According to Green’s Dictionary of Slang “crash at/with” is a variant of “crash (out)” meaning to sleep, to collapse exhausted (1945) originally from the RN slang expression “crash the swede.”

crash (out) v. (originally from Royal Navy slang crash the swede, to sleep; as such it migrated first to Australia then to US and finally back to UK)

  1. to stay, to lodge, to board; thus crash at, to stay at; crash with, to stay with.

1968 - [US] N. von Hoffman We are the People Our Parents Warned Us Against 275: I don’t have a place to crash.

1970 - [US] Time 30 Mar. 10: A transient arrives looking for a place to crash.
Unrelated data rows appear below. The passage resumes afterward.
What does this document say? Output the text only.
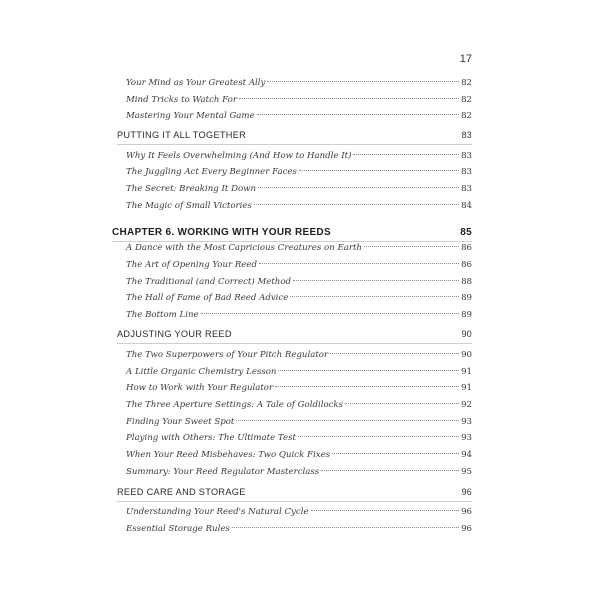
17
Your Mind as Your Greatest Ally	82
Mind Tricks to Watch For	82
Mastering Your Mental Game	82
PUTTING IT ALL TOGETHER	83
Why It Feels Overwhelming (And How to Handle It)	83
The Juggling Act Every Beginner Faces	83
The Secret: Breaking It Down	83
The Magic of Small Victories	84
CHAPTER 6. WORKING WITH YOUR REEDS	85
A Dance with the Most Capricious Creatures on Earth	86
The Art of Opening Your Reed	86
The Traditional (and Correct) Method	88
The Hall of Fame of Bad Reed Advice	89
The Bottom Line	89
ADJUSTING YOUR REED	90
The Two Superpowers of Your Pitch Regulator	90
A Little Organic Chemistry Lesson	91
How to Work with Your Regulator	91
The Three Aperture Settings: A Tale of Goldilocks	92
Finding Your Sweet Spot	93
Playing with Others: The Ultimate Test	93
When Your Reed Misbehaves: Two Quick Fixes	94
Summary: Your Reed Regulator Masterclass	95
REED CARE AND STORAGE	96
Understanding Your Reed's Natural Cycle	96
Essential Storage Rules	96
1981 - [US] A.K. Shulman On the Stroll 226: I don’t have any place to stay and I wondered [...] if I could crash with you for a little while.

1999 - [UK] Indep. on Sun. Rev. 10 Oct. 67: He crashed at my apartment for a while.

From “A Dictionary of Slang and Unconventional English” by Eric Partridge: Crash the (one’s) swede:

to get one’s head down on the pillow: Royal Navy, lowerdeck; since ca. 1920:

  • Weekly Telegraph (25 Oct. 1944). A more violent version of the earlier army set the swede down. c.f. also the later crash down or simply crash.